The SEA was set to deliver an anti-war message on the New York Times, but its servers couldn't handle the load. 

Internet Culture

Published Aug 28, 2013   Updated Jun 1, 2021, 7:58 am CDT


Yesterday, the Syrian Electronic Army appeared to have taken over the New York Times, Twitter, and Huffington Post UK domains. At the very least, the SEA wrote its name as the registered owners of the domains, according to Whois searches.

The SEA gained access to the domains through a little-known registrar named Melbourne IT, which the SEA noted had weak security before also taking down that firm’s site.

Melbourne IT website hacked with a brief message | #SEA #SyrianElectronicArmy

— SyrianElectronicArmy (@Official_SEA16) August 28, 2013

Curiously, the SEA tweeted this morning that it had targeted the NY Times site in order to deliver an anti-war message, but its servers couldn’t handle the load.
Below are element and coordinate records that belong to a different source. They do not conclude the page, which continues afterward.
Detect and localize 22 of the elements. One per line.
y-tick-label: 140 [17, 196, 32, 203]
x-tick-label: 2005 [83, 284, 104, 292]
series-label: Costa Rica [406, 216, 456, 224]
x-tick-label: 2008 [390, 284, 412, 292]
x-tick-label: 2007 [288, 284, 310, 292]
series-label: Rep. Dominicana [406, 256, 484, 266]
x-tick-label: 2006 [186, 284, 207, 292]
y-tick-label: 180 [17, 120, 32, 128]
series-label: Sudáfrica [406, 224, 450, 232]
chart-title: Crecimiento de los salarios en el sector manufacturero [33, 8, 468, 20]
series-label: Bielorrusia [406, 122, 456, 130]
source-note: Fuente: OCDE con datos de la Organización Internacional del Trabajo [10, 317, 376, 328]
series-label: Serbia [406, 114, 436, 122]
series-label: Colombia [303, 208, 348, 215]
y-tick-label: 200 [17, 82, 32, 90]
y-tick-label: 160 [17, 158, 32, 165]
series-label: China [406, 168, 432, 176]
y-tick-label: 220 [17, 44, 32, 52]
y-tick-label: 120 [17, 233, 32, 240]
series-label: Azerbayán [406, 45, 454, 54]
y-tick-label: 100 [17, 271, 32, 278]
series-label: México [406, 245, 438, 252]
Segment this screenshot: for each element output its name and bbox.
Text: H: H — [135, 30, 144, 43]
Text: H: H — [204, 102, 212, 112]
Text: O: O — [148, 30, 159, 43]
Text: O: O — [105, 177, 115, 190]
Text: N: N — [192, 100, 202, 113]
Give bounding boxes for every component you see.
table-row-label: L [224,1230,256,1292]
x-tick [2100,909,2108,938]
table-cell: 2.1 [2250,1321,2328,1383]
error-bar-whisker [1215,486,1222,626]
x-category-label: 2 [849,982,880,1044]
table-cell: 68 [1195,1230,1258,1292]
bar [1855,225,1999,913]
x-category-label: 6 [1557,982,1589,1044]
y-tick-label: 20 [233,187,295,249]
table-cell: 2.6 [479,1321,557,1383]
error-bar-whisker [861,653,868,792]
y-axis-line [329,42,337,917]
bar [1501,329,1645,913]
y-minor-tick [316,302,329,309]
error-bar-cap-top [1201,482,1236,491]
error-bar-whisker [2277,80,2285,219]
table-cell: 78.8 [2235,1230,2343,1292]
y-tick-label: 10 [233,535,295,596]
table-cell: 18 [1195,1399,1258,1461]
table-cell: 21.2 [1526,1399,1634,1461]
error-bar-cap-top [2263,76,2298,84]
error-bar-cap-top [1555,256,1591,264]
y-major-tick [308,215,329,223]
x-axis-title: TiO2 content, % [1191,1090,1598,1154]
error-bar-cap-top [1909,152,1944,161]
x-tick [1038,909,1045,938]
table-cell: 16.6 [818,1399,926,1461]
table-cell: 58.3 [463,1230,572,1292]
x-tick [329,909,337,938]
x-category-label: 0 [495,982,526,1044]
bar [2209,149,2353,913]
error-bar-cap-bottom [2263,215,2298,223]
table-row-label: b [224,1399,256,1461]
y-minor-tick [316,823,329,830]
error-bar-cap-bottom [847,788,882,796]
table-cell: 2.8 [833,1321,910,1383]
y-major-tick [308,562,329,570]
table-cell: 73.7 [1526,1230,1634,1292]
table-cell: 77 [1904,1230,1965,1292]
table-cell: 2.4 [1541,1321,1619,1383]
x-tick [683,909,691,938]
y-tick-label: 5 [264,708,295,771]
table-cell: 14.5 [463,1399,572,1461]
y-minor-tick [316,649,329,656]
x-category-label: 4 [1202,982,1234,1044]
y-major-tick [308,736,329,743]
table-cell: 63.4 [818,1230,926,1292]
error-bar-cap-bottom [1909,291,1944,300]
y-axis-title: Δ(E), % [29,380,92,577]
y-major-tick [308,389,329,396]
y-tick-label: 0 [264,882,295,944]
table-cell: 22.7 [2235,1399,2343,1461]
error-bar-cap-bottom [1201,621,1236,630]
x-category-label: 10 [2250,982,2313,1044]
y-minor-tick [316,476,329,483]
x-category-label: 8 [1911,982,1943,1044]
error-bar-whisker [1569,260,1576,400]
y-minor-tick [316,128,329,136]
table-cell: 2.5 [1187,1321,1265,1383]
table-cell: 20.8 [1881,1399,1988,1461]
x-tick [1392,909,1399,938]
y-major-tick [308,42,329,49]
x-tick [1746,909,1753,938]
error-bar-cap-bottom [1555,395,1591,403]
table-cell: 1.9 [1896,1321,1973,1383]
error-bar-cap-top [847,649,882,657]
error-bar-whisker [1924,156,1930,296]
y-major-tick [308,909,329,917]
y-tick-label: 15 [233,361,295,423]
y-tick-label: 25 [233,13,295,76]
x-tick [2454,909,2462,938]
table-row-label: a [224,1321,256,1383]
A copy of the message is now on Pastebin.

The @nytimes attack was going to deliver an anti-war message but our server couldn’t last for 3 minutes #SEA

— SyrianElectronicArmy (@Official_SEA16) August 28, 2013

Our website and domain are now down, but it was worth the attempt, for #Syria and world peace. #SEA

— SyrianElectronicArmy (@Official_SEA16) August 28, 2013

The SEA says it took down Twitter in protest of the conflict in Syria—as well as bad tweeting, apparently.

We placed twitter in darkness as a sign of respect for all the dead #Syria-ns due to the lies tweeted it. #TWimg #SEA

— SyrianElectronicArmy (@Official_SEA16) August 28, 2013

Even if the attacks didn’t last, taking over domains via the registrar seems to be a bit more advanced than the phishing schemes the SEA used to hack the Onion and other news organizations. Does that mean the SEA is getting more skilled? Possibly. It also means that a whole lot of major websites still have pretty lax security.